Wikimedia as the most popular provider of Open Knowledge and as a global multilingual platform is uniquely positioned within the OA world to champion reuse, and the residency provides important support for that. There is a growing number of Wikimedia outreach initiatives around the globe to institutions within the scope of OA outreach, which could provide new ways for OA to reach where it hasn’t reached yet: many of these institutions run academic journals or repositories themselves, typically not yet in an OA fashion. Their partnering with Wikimedia can thus help in building institution-internal support for open licensing and openness more generally.
OA provides particular opportunities for communicating research in the developing world, including to policy makers, and Wikipedia can play a crucial role in that: The Wikipedia Zero project allows users of a number of mobile service providers worldwide to access Wikipedia without incurring data charges - yet another reason to embrace Wikipedia and to engage with it to share scientific knowledge by way of initiatives like PLoS Computational Biology’s Topic Pages. In regions with no reliable connectivity to the Web, offline versions of Wikipedia can be deployed.
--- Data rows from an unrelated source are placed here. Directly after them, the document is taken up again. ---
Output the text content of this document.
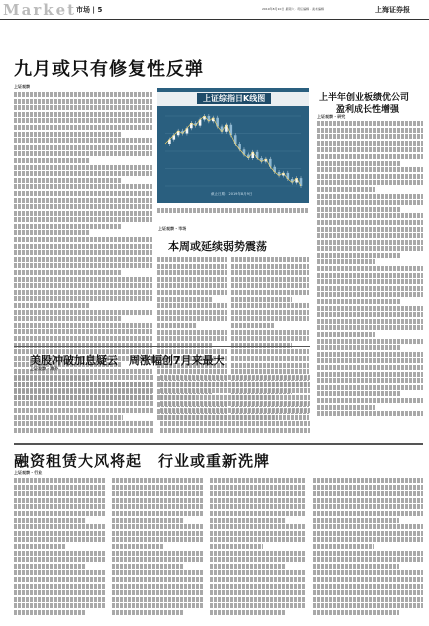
Market 市场 | 5	2019年8月10日 星期六 · 责任编辑 · 美术编辑	上海证券报
九月或只有修复性反弹
上证观察
上证综指日K线图
截止日期：2019年8月9日
本周或延续弱势震荡
上证观察 · 市场
上半年创业板绩优公司
盈利成长性增强
上证观察 · 研究
美股冲破加息疑云　周涨幅创7月来最大
上证观察 · 海外
融资租赁大风将起　行业或重新洗牌
上证观察 · 行业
What is missing in the picture painted so far are languages other than English, and interaction between the different language communities on matters of OA. For the second year of the project, the main aim is thus to broaden community involvement with OA matters by setting up functional equivalents of the English Wikipedia’s WikiProject Open Access in three other Wikipedias with over 500,000 articles. Since the Wikimedia, OA and OKF communities in many countries overlap quite significantly with each other as well as with those engaged in OER or with Creative Commons, the project could have the welcome side effect to strengthen the ties between these communities.